L’incontro, aperto con i saluti del Presidente FEM Francesco Spagnolli, è stato organizzato in collaborazione con l’Associazione Nazionale Venezia Giulia e Dalmazia – Comitato provinciale di Trento e ha visto intervenire il docente di materie letterarie, Andrea Segnana, che ha accompagnato gli studenti nella riflessione per trasformare il ricordo della tragedia in consapevolezza e responsabilità.
“Le istituzioni scolastiche - ha evidenziato la signora Haffner- sono chiamate a mantenere vivo il ricordo di quello che è accaduto, sia per far acquisire ai nostri ragazzi la consapevolezza di essere i custodi della cultura e dell'identità italiana sia perché il racconto delle tragiche vicende del secondo dopoguerra ha una grande valenza nella educazione dei giovani”.
“L’incontro rappresenta un momento di grande valore educativo e umano per tutti i nostri studenti - ha spiegato il Presidente FEM, Francesco Spagnolli, intervenuto con il dirigente scolastico Manuel Penasa -. La giornata non serve solo a ricordare le vittime, ma vuole essere un momento di profonda e doverosa riflessione rammentando l'importanza della memoria e della testimonianza diretta.

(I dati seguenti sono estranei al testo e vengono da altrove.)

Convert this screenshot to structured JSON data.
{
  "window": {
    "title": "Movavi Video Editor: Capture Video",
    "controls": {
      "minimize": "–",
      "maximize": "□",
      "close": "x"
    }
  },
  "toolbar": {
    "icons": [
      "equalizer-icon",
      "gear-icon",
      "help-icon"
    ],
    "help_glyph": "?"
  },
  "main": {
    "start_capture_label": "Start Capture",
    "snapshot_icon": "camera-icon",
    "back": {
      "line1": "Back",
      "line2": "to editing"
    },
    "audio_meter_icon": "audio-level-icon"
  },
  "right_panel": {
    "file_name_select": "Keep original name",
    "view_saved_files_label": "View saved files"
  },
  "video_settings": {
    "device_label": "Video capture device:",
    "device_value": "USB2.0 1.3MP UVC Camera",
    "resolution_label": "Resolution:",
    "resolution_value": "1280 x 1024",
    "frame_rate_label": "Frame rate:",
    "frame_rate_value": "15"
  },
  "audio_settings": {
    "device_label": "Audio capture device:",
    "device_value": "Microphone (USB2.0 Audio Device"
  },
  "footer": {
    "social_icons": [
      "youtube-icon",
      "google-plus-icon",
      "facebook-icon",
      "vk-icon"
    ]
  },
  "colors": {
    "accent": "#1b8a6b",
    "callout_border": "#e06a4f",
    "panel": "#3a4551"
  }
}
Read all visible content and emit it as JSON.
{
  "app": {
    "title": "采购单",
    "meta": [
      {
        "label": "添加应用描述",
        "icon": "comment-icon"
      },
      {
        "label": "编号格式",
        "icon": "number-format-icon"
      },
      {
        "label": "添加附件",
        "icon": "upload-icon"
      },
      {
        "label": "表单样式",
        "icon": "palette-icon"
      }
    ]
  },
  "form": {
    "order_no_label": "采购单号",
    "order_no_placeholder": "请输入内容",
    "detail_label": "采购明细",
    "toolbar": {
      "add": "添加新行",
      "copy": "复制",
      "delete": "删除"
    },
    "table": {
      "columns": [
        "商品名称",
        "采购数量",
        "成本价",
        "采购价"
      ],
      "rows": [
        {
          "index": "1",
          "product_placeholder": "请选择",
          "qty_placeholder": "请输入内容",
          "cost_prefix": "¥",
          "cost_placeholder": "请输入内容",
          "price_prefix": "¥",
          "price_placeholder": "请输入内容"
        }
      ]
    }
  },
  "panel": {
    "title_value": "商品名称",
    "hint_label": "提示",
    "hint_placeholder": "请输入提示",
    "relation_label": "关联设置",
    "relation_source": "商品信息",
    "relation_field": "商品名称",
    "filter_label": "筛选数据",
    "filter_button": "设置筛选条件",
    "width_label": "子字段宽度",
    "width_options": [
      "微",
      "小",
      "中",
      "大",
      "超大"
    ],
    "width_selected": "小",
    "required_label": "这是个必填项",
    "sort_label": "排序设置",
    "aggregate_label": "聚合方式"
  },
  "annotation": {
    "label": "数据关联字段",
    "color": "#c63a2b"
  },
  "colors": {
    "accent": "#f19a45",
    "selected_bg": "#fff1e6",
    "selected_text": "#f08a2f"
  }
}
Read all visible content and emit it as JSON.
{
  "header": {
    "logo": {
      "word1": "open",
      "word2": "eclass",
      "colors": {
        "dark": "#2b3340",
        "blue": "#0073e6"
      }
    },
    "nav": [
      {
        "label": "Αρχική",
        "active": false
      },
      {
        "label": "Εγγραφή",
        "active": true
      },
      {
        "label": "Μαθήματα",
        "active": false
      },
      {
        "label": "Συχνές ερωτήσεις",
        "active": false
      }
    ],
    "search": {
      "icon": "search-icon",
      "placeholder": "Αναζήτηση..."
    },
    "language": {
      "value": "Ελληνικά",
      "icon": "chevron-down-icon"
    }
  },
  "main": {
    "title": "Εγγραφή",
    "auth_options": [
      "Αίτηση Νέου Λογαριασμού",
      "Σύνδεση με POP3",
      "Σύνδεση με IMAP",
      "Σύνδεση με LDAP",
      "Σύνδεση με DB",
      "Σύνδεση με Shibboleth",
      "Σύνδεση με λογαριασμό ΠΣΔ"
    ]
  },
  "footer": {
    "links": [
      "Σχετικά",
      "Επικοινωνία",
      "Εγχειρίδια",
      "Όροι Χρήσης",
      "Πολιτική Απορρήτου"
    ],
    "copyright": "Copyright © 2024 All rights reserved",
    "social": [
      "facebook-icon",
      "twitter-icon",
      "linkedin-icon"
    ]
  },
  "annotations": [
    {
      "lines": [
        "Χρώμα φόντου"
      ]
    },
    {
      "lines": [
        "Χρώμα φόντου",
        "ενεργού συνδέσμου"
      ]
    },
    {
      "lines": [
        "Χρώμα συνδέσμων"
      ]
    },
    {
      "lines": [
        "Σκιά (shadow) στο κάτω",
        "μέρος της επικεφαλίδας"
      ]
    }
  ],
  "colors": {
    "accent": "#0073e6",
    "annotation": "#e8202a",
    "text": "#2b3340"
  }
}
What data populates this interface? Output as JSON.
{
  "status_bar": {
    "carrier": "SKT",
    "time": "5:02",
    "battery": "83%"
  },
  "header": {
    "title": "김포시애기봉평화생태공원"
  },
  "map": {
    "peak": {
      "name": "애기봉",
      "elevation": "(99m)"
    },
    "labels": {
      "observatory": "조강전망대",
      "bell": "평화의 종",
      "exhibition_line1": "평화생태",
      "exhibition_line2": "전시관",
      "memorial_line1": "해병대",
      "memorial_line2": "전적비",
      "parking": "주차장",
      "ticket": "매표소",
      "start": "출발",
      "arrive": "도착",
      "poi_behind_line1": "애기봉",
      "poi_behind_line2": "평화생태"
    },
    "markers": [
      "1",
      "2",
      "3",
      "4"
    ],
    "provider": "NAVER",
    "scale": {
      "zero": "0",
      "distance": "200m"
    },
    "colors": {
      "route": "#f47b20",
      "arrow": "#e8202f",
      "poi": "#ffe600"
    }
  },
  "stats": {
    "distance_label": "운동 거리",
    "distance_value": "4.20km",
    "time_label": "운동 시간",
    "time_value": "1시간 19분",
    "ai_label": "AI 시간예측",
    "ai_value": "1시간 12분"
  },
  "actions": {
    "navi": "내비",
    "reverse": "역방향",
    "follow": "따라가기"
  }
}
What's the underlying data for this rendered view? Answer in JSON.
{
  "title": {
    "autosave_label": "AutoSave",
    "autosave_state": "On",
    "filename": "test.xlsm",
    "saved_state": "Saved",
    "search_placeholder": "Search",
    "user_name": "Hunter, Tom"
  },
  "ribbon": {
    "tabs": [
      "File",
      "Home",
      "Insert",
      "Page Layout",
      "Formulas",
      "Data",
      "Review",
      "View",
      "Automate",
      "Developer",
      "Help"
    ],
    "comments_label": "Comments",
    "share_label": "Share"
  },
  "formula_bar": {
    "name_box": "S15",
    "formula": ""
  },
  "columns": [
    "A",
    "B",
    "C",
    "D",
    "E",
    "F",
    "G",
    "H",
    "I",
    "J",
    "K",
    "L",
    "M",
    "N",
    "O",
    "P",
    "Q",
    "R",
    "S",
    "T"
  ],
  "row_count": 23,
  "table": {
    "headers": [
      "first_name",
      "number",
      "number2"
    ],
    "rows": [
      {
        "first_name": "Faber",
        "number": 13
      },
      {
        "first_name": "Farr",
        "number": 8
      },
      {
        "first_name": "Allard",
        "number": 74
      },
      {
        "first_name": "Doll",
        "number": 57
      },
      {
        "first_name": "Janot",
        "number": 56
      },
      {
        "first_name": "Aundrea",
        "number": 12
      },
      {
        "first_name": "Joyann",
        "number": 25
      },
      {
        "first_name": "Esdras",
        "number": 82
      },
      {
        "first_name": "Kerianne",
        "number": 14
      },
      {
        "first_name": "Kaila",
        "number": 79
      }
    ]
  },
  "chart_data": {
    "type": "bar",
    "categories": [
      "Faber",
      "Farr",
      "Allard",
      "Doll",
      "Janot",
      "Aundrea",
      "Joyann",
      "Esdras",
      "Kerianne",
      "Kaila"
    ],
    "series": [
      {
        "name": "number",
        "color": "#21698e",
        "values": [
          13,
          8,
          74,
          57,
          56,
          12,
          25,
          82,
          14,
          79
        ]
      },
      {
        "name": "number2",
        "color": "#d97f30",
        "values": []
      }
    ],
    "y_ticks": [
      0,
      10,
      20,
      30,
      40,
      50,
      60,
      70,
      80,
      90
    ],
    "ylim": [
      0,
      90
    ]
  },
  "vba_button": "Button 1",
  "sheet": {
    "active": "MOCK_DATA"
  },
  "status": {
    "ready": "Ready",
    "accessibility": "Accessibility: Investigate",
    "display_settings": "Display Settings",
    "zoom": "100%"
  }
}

In Istria, da dove è avvenuto l’esodo più consistente, la FEM ha una scuola non solo gemellata, ma “consorella”, l'Istituto per l'agricoltura e il turismo di Porec, in quanto fondata pressoché contemporaneamente da quella che consideriamo la casa madre, l’Istituto di Klosterneuburg.
Per quanto riguarda invece la commemorazione della Giornata della Memoria, che si celebra il 27 gennaio per ricordare le vittime dell’Olocausto, le leggi razziali e la deportazione nazifascista, il Centro Istruzione e Formazione della FEM, considerata l’urgenza umanitaria dei conflitti in atto e il forte impatto che questi eventi hanno avuto soprattutto sulle giovani generazioni, ha ritenuto importante proporre momenti di riflessione sulla questione palestinese attraverso testimonianze dirette che permettono di approfondire la dimensione non solo storica, ma umana della questione, materiali storici, filmati e mostre. L’iniziativa intende ribadire il valore universale della memoria come strumento fondamentale per comprendere il presente, promuovere il dialogo e sensibilizzare al rispetto dei diritti umani.